Le scandale de la « dette cachée » du Sénégal — près de sept milliards de dollars dissimulés sous le régime de Macky Sall entre 2019 et 2024, puis révélés par l’administration Sonko–Diomaye et confirmés par le Fonds monétaire international — n’est pas seulement un séisme budgétaire. C’est un choc moral, une crise philosophique de la vérité politique, et une faillite éthique de la gouvernance. Ce qui se joue ici dépasse la comptabilité : c’est la question du mensonge d’État dans sa nudité, celle du rapport entre pouvoir et vérité, entre devoir et conscience, entre gouvernement et peuple.
La philosophie politique, depuis Platon jusqu’à Kant, offre des outils précieux pour comprendre ce drame. Platon, dans La République, évoquait déjà le « mensonge noble » (gennaion pseudos), ce stratagème où le pouvoir use de la fiction pour préserver l’ordre social. Selon lui, il existe des mensonges nécessaires pour maintenir la cohésion de la cité, éviter le désordre et garantir le bien commun. Cette justification — celle du secret au nom de la stabilité — est la première tentation de tout régime en difficulté.
Sous cet angle, les dirigeants sénégalais auraient pu croire qu’en masquant une partie de la dette, ils préservaient la confiance des marchés, évitaient une panique financière ou empêchaient une crise politique prématurée. C’est la logique du mensonge d’État au nom du bien public, celle que Machiavel systématise dans Le Prince lorsqu’il écrit que « celui qui veut toujours être bon, en toute chose, court à sa perte parmi tant d’hommes qui ne le sont pas ». Dans la raison d’État, le mensonge devient un instrument de gouvernement.
Mais cette conception utilitaire s’écroule face à l’impératif moral. Kant, dans La Métaphysique des mœurs et son essai Sur un prétendu droit de mentir par humanité, tranche sans équivoque : le mensonge est toujours un mal. Il écrit : « Dire la vérité est un devoir envers soi-même et envers autrui ; le mensonge est la plus grande violation du devoir que l’homme puisse commettre. » Pour Kant, même si un mensonge pouvait sauver une vie, il resterait contraire à la loi morale. Le devoir de vérité est inconditionnel, car il fonde la dignité humaine. Il n’y a pas de « mensonge noble » qui tienne : le mensonge est la destruction de la raison pratique.
Appliquée au cas du Sénégal, la dissimulation de la dette n’est donc pas un simple écart de gestion : c’est une faute morale majeure.
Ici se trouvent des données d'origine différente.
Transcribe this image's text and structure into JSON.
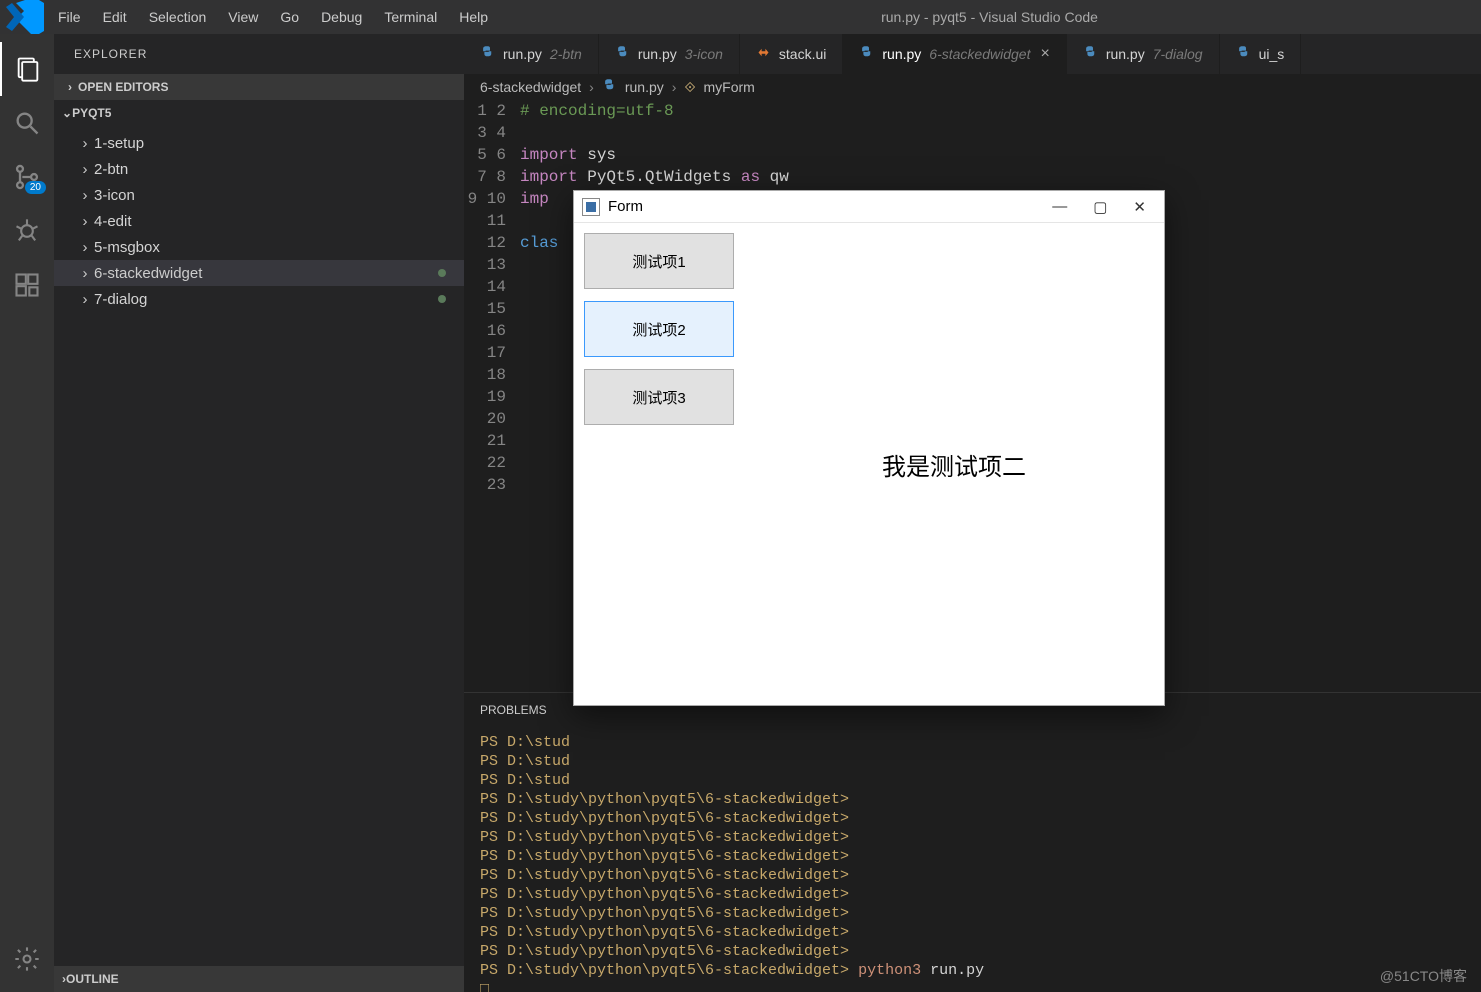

Elle viole le principe même du contrat social — celui qui fonde la légitimité du pouvoir sur la vérité du discours public. Gouverner, c’est rendre des comptes en toute transparence. Tromper le peuple sur l’état des finances publiques, c’est trahir la confiance qui fonde la démocratie. Le mensonge d’État n’est pas une stratégie, c’est un parjure.
Le Fonds monétaire international, en révélant la réalité de cette dette cachée, a mis à nu une pratique structurelle de prévarication politique. Derrière les chiffres maquillés, se cache une culture de la prébende, une économie morale du privilège où les institutions publiques sont capturées par des réseaux d’intérêts, de clientélisme et de récompenses partisanes. C’est là que la philosophie rejoint la sociologie : la corruption cesse d’être un accident moral, elle devient un mode de gouvernance.
Dans une telle configuration, la vérité devient une menace, et le mensonge une méthode. Ce n’est plus un écart, c’est une structure. Max Weber, dans sa typologie de l’éthique politique, distingue l’« éthique de la responsabilité » (qui mesure les conséquences de l’acte) et l’« éthique de la conviction » (qui obéit à des principes). Le régime de Macky Sall semble avoir privilégié une fausse responsabilité – celle du calcul stratégique – contre la vraie conviction morale – celle du devoir de vérité.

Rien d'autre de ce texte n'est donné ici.